Justin E. H. Smith in his personal blog:
I dreamt last night that I was sharing a taxi with Putin from Moscow to Sheremetyevo airport. He was being very friendly and I could tell he liked me. I felt like a coward and a moral cretin for not saying anything critical that would cause him to not like me, and at the same time I kept trying to convince myself that there were strong pragmatic reasons for maintaining good relations, at least for now, as this would enable me to eventually write more revealingly about him. I knew this was bullshit, however, and that I was really just a grovelling sycophantic underling who craved the approval of people in power. Then we got into a massive traffic jam, and I was so filled with self-hatred and dread that I woke up.

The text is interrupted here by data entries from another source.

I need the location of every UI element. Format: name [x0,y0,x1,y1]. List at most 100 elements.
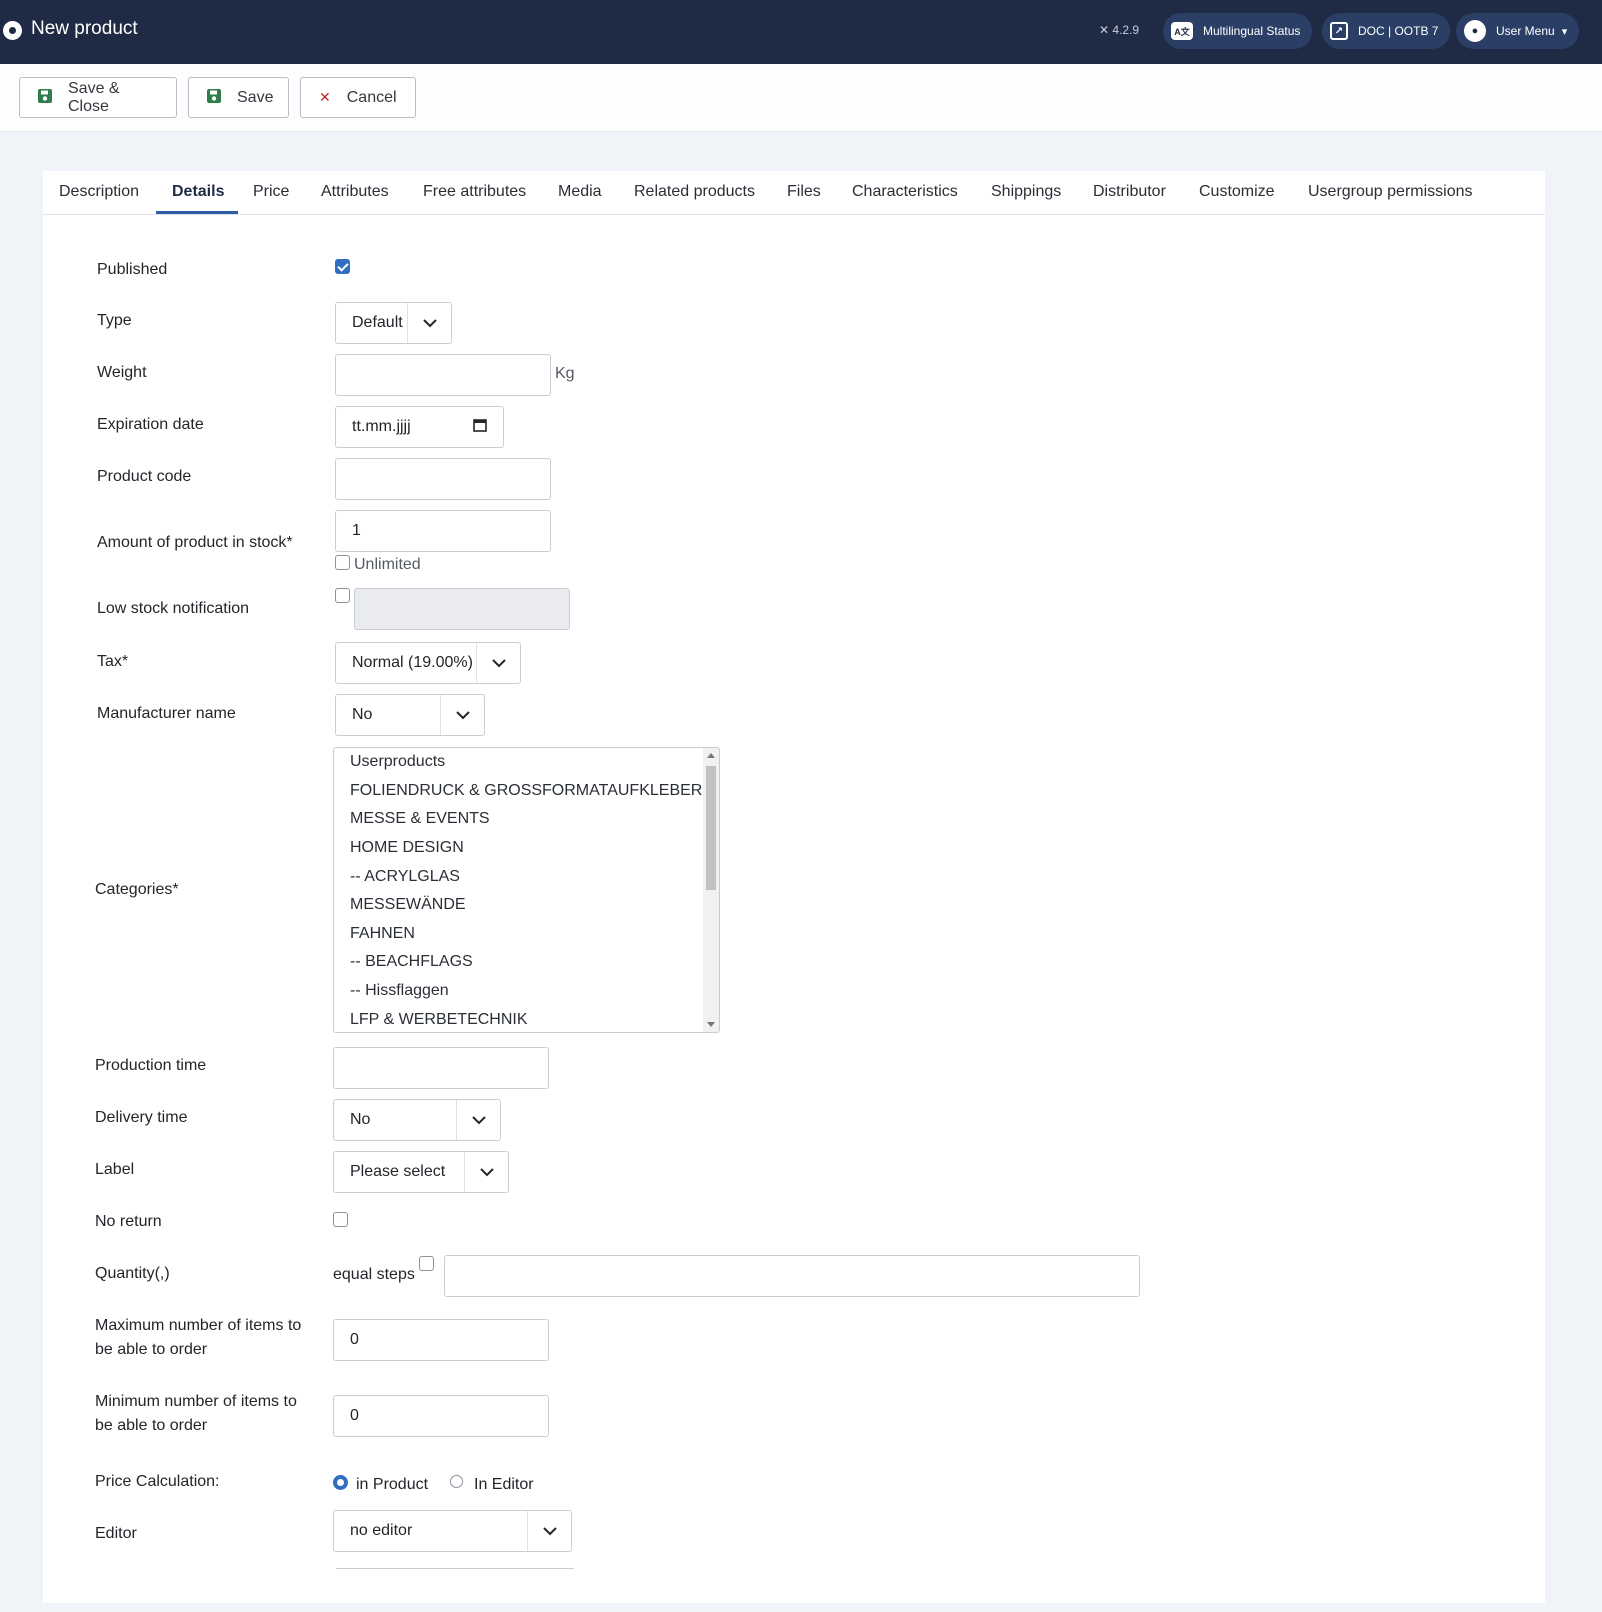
in-editor-radio[interactable] [450,1475,463,1488]
language-icon: A文 [1171,22,1193,40]
expiration-date-label: Expiration date [97,416,204,433]
save-button[interactable]: Save [188,77,289,118]
no-return-checkbox[interactable] [333,1212,348,1227]
quantity-input[interactable] [444,1255,1140,1297]
tab-distributor[interactable]: Distributor [1093,183,1166,201]
multilingual-status-button[interactable]: A文 Multilingual Status [1163,13,1313,49]
manufacturer-value: No [352,706,373,723]
list-item[interactable]: Userproducts [350,753,445,771]
user-menu-label: User Menu [1496,24,1555,38]
user-icon: ● [1464,20,1486,42]
max-items-label: Maximum number of items to be able to ord… [95,1314,301,1362]
editor-select[interactable]: no editor [333,1510,572,1552]
list-item[interactable]: -- BEACHFLAGS [350,953,473,971]
in-product-radio[interactable] [333,1475,348,1490]
tab-attributes[interactable]: Attributes [321,183,389,201]
chevron-down-icon [440,695,484,735]
list-item[interactable]: MESSEWÄNDE [350,896,466,914]
list-item[interactable]: FOLIENDRUCK & GROSSFORMATAUFKLEBER [350,782,702,800]
scroll-up-icon[interactable] [707,753,715,758]
scrollbar-thumb[interactable] [706,766,716,890]
stock-label: Amount of product in stock* [97,534,293,551]
published-checkbox[interactable] [335,259,350,274]
list-item[interactable]: HOME DESIGN [350,839,464,857]
categories-scrollbar[interactable] [703,748,719,1032]
cancel-button[interactable]: ✕ Cancel [300,77,416,118]
page-title: New product [31,18,138,39]
tab-description[interactable]: Description [59,183,139,201]
chevron-down-icon [407,303,451,343]
tax-select[interactable]: Normal (19.00%) [335,642,521,684]
active-tab-indicator [156,211,238,214]
type-label: Type [97,312,132,329]
tax-label: Tax* [97,653,129,670]
label-field-label: Label [95,1161,135,1178]
manufacturer-label: Manufacturer name [97,705,236,722]
chevron-down-icon: ▾ [1561,25,1568,38]
save-label: Save [237,88,274,106]
tab-customize[interactable]: Customize [1199,183,1275,201]
label-select[interactable]: Please select [333,1151,509,1193]
version-label: ✕ 4.2.9 [1099,23,1139,37]
multilingual-status-label: Multilingual Status [1203,24,1301,38]
weight-label: Weight [97,364,147,381]
delivery-time-label: Delivery time [95,1109,188,1126]
weight-unit: Kg [555,365,575,382]
type-select[interactable]: Default [335,302,452,344]
min-items-label-line2: be able to order [95,1417,208,1434]
weight-input[interactable] [335,354,551,396]
editor-label: Editor [95,1525,137,1542]
chevron-down-icon [464,1152,508,1192]
production-time-input[interactable] [333,1047,549,1089]
list-item[interactable]: MESSE & EVENTS [350,810,490,828]
delivery-time-select[interactable]: No [333,1099,501,1141]
production-time-label: Production time [95,1057,207,1074]
tab-free-attributes[interactable]: Free attributes [423,183,526,201]
tab-files[interactable]: Files [787,183,821,201]
save-close-label: Save & Close [68,79,120,115]
chevron-down-icon [456,1100,500,1140]
calendar-icon[interactable] [473,418,487,437]
list-item[interactable]: FAHNEN [350,925,415,943]
quantity-label: Quantity(,) [95,1265,170,1282]
scroll-down-icon[interactable] [707,1022,715,1027]
unlimited-label: Unlimited [354,556,421,573]
list-item[interactable]: -- ACRYLGLAS [350,868,460,886]
tab-characteristics[interactable]: Characteristics [852,183,958,201]
in-editor-label[interactable]: In Editor [474,1473,534,1497]
equal-steps-checkbox[interactable] [419,1256,434,1271]
max-items-label-line1: Maximum number of items to [95,1317,302,1334]
tab-price[interactable]: Price [253,183,289,201]
product-code-input[interactable] [335,458,551,500]
tab-shippings[interactable]: Shippings [991,183,1061,201]
in-product-label[interactable]: in Product [356,1473,428,1497]
unlimited-checkbox[interactable] [335,555,350,570]
joomla-logo-icon[interactable] [3,21,22,40]
low-stock-input[interactable] [354,588,570,630]
equal-steps-label: equal steps [333,1266,415,1283]
list-item[interactable]: LFP & WERBETECHNIK [350,1011,528,1029]
user-menu-button[interactable]: ● User Menu ▾ [1456,13,1580,49]
tax-value: Normal (19.00%) [352,654,473,671]
tab-related-products[interactable]: Related products [634,183,755,201]
min-items-label: Minimum number of items to be able to ord… [95,1390,297,1438]
max-items-label-line2: be able to order [95,1341,208,1358]
expiration-date-input[interactable]: tt.mm.jjjj [335,406,504,448]
categories-listbox[interactable]: Userproducts FOLIENDRUCK & GROSSFORMATAU… [333,747,720,1033]
max-items-input[interactable]: 0 [333,1319,549,1361]
low-stock-checkbox[interactable] [335,588,350,603]
manufacturer-select[interactable]: No [335,694,485,736]
tab-usergroup-permissions[interactable]: Usergroup permissions [1308,183,1473,201]
list-item[interactable]: -- Hissflaggen [350,982,449,1000]
no-return-label: No return [95,1213,162,1230]
min-items-input[interactable]: 0 [333,1395,549,1437]
tab-details[interactable]: Details [172,183,224,201]
chevron-down-icon [527,1511,571,1551]
close-icon: ✕ [319,89,331,105]
tab-media[interactable]: Media [558,183,602,201]
doc-link-button[interactable]: ↗ DOC | OOTB 7 [1322,13,1451,49]
stock-input[interactable]: 1 [335,510,551,552]
save-close-button[interactable]: Save & Close [19,77,177,118]
joomla-icon: ✕ [1099,23,1110,37]
low-stock-label: Low stock notification [97,600,250,617]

In real life I had shared a taxi from Moscow to Sheremetyevo, earlier that same day, with a kind, gentle, architect from Berlin. By 'architect' I mean one of those people from Berlin who talks about 'space' a lot and who participates in panels with philosophers. He has probably never built any buildings, but nor has he blown any up, which is why I am wondering why he got replaced by Putin in my dream.
We had been, earlier in the day, on a panel in front of a few hundred people and a number of angry journalists. We were a motley crew of philosophers and political activists, and to be perfectly honest my reason for accepting the invitation was somewhat disingenuous: it meant an opportunity to go back to Russia after what seems like a lifetime away.